Hi, Tony. Welcome to the forum. I’m new here myself.

My name is John. I’m 70 years old and was diagnosed with Parkinson’s earlier this month - on my 47th wedding anniversary, in fact. Not the best anniversary present I’ve ever had, but hey-ho.

I first noticed a tremor in my left hand about a year ago. I was filling a glass with water, and my hand began shaking so badly I almost dropped the glass.

Took me a while to get a diagnosis (poor old NHS) but after a CT scan, followed by an MRI scan, I finally got to see a consultant who sent me for a DAT scan. The DAT scan confirmed his suspicions and he told me I have the condition and prescribed Madopar 50mg/12.5mg Levodopa+Benserazide.
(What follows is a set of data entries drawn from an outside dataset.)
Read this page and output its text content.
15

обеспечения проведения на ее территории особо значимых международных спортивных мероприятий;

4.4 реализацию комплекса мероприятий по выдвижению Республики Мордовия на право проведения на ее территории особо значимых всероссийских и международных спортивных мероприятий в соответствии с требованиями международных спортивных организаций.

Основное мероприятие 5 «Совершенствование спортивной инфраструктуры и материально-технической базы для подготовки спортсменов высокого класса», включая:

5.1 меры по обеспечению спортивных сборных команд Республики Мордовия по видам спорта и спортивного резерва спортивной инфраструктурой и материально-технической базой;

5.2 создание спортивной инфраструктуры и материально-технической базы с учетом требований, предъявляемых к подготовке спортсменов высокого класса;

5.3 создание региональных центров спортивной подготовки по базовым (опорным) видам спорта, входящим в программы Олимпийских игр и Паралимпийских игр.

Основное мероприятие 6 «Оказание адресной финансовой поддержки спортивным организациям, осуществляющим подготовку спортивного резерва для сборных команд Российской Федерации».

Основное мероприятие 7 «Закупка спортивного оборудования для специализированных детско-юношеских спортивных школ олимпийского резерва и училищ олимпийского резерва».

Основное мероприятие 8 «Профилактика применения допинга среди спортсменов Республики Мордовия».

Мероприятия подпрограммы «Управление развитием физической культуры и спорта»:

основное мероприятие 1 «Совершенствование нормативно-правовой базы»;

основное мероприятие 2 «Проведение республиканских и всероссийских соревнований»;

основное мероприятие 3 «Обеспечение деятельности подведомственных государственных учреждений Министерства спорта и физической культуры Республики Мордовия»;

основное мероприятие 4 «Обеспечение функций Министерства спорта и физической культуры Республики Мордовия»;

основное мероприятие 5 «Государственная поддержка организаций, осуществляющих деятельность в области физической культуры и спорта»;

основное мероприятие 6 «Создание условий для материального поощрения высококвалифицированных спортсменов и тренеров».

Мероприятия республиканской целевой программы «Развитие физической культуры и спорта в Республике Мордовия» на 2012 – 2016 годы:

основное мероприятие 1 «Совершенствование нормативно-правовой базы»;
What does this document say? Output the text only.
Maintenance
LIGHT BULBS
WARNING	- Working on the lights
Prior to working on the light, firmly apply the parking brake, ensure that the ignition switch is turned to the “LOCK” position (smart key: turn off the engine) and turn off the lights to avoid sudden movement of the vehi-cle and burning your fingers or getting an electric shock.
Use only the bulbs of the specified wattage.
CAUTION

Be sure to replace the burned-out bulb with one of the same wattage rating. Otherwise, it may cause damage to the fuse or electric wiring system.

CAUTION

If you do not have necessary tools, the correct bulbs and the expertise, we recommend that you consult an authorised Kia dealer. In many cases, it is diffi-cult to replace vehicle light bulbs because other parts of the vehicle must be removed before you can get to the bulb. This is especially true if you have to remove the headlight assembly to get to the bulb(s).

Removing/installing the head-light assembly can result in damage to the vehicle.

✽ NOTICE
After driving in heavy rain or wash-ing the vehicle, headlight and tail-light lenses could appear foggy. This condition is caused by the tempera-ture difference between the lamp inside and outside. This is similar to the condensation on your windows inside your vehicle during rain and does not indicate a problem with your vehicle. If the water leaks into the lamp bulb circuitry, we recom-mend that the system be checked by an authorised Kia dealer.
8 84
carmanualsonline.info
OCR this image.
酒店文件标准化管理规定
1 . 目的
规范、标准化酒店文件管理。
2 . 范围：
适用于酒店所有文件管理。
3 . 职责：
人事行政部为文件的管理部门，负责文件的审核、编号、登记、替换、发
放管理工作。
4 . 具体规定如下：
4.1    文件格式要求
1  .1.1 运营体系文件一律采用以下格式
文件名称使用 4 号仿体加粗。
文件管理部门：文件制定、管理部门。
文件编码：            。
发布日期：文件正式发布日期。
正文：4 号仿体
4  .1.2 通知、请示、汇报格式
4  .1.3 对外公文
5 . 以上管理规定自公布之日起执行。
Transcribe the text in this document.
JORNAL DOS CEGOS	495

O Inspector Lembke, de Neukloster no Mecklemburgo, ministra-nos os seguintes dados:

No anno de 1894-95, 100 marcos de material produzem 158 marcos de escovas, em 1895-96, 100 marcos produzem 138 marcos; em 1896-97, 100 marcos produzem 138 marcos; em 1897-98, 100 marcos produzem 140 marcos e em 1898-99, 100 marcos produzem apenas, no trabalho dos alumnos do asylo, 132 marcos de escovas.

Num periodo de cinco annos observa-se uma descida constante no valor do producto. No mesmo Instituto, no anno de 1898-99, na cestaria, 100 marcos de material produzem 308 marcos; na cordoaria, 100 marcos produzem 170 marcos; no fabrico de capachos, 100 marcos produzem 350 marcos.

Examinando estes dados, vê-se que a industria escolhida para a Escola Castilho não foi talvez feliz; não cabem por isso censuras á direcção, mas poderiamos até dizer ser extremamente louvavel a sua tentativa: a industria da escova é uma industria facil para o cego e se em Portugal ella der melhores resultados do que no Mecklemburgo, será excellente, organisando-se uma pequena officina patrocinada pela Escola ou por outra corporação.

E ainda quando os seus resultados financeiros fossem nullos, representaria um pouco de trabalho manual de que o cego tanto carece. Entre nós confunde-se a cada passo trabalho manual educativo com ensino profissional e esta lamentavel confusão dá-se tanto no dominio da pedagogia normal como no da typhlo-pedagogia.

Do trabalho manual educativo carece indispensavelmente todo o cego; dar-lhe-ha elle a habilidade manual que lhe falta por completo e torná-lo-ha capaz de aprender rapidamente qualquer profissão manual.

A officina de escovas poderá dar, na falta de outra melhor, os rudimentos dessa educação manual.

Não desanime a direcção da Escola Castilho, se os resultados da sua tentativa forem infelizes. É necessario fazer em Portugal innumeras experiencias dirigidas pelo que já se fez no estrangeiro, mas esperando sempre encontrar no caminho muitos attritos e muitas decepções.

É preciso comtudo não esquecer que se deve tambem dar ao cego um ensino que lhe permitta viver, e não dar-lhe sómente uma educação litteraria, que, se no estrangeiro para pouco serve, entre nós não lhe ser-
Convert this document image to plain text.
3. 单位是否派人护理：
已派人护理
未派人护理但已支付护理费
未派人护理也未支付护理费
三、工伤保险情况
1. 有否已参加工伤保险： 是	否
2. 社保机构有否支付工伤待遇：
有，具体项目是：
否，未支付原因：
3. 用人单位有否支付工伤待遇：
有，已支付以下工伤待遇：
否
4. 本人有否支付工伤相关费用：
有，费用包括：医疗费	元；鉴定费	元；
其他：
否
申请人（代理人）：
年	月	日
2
At the moment my symptoms are mild. The fingers of my left hand sometimes twitch and my right hand has recently started to join in the fun, but not quite so enthusiastically. I’ve been a guitarist for the past 60 years, so the finger-twitching is a tad unwelcome, as is the insomnia.

Like you, I experience fatigue and yes, tasks are taking longer and demanding more effort. I’m forcing myself to walk at least a couple of miles each day - having a dog helps - and doing exercise at home.

We’re both getting on, so I guess some of the fatigue could be the result of Father Time doing his thing. :slight_smile:

Anyway, welcome again and I hope you find the forum useful.

Hi. I have been diagnosed with PD for nearly 15 years and have recently had my medication increased for the first time. I am still only on a small dose of Sastravi. As a result of my PD diagnosis I am now on a 3-year medical driving license although it is always renewed. Have you informed DVLA (Parkinson’s disease and driving - GOV.UK ) and your vehicle insurance company of your diagnosis?